A "runaway greenhouse," rendering Earth uninhabitable, might be easier to initiate than previously believed, NBC News reported.

Researchers from the University of Washington (UW) and the University of Victoria (UV), in British Columbia, Canada, published a study Sunday in Nature Geoscience. The study discovered, while highly unlikely, the extreme circumstances for a massive overheating of the planet are not quite as unimaginable as they were before.

According to a press release on UW's website, a runaway greenhouse is a stage of global warming where the planet absorbs more solar energy than it can release to maintain an equilibrium. This would result in the Earth boiling to the point where oceans would evaporate into the atmosphere.

Lead author Colin Goldblatt, an Earth system professor at UV, told NBC News it is highly unlikely for Earth to get to that point.

"We could go into the runaway greenhouse today if we could get the planet hot enough to get enough water vapor into the atmosphere," he said. "Our estimate is that it would take 30,000 parts per million of carbon dioxide in the atmosphere to make it warm enough to trigger this runaway greenhouse."

The level of carbon dioxide today is 400 parts per million and burning all of Earth's fossil fuels (coal, oil) would only raise it to 2,000 to 3,000 parts per million.
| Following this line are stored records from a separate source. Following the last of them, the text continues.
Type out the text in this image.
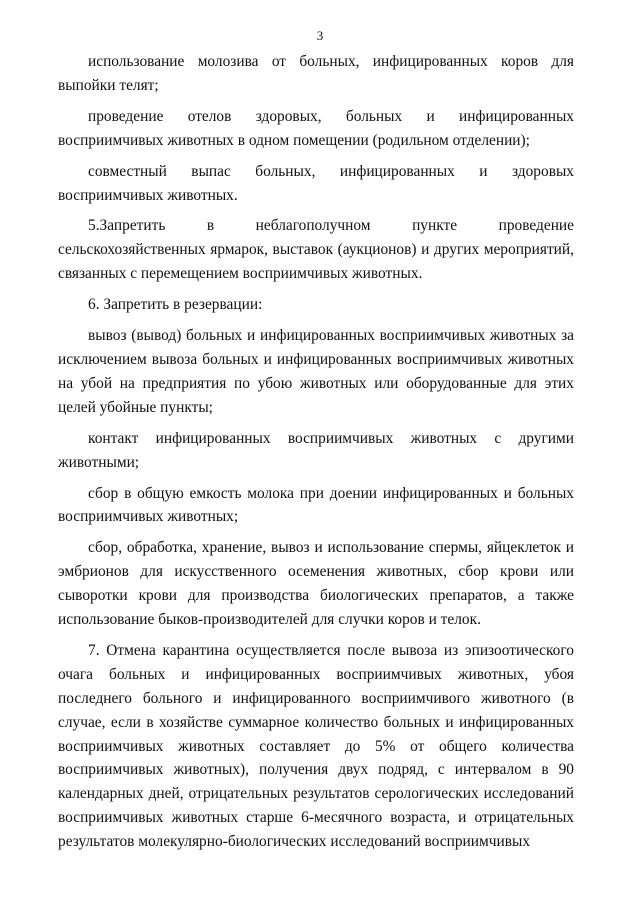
3

использование молозива от больных, инфицированных коров для выпойки телят;

проведение отелов здоровых, больных и инфицированных восприимчивых животных в одном помещении (родильном отделении);

совместный выпас больных, инфицированных и здоровых восприимчивых животных.

5.Запретить в неблагополучном пункте проведение сельскохозяйственных ярмарок, выставок (аукционов) и других мероприятий, связанных с перемещением восприимчивых животных.

6. Запретить в резервации:

вывоз (вывод) больных и инфицированных восприимчивых животных за исключением вывоза больных и инфицированных восприимчивых животных на убой на предприятия по убою животных или оборудованные для этих целей убойные пункты;

контакт инфицированных восприимчивых животных с другими животными;

сбор в общую емкость молока при доении инфицированных и больных восприимчивых животных;

сбор, обработка, хранение, вывоз и использование спермы, яйцеклеток и эмбрионов для искусственного осеменения животных, сбор крови или сыворотки крови для производства биологических препаратов, а также использование быков-производителей для случки коров и телок.

7. Отмена карантина осуществляется после вывоза из эпизоотического очага больных и инфицированных восприимчивых животных, убоя последнего больного и инфицированного восприимчивого животного (в случае, если в хозяйстве суммарное количество больных и инфицированных восприимчивых животных составляет до 5% от общего количества восприимчивых животных), получения двух подряд, с интервалом в 90 календарных дней, отрицательных результатов серологических исследований восприимчивых животных старше 6-месячного возраста, и отрицательных результатов молекулярно-биологических исследований восприимчивых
Goldblatt said getting to 30,000 "really seems quite unlikely."

The researchers believe a runaway greenhouse begins as a planet leaves its star's "habitable zone," an area in space in which water can exist and sustain life. The study found the habitable zone to be smaller than previously believed.

"The habitable zone becomes much narrower, in the sense that you can no longer get as close to the star as we thought before going into a runaway greenhouse," said co-author Tyler Robinson, a UW astronomy postdoctoral researcher.

The discovery will cause scientists to redefine various habitable zones of other stars and evaluate what planets may actually be in those areas.

The researchers concluded that as the sun gets brighter, Earth will come closer to a runaway greenhouse, but such an event is still more than a billion years away.

(The author of this article changed the wording of a sentence for clarity.)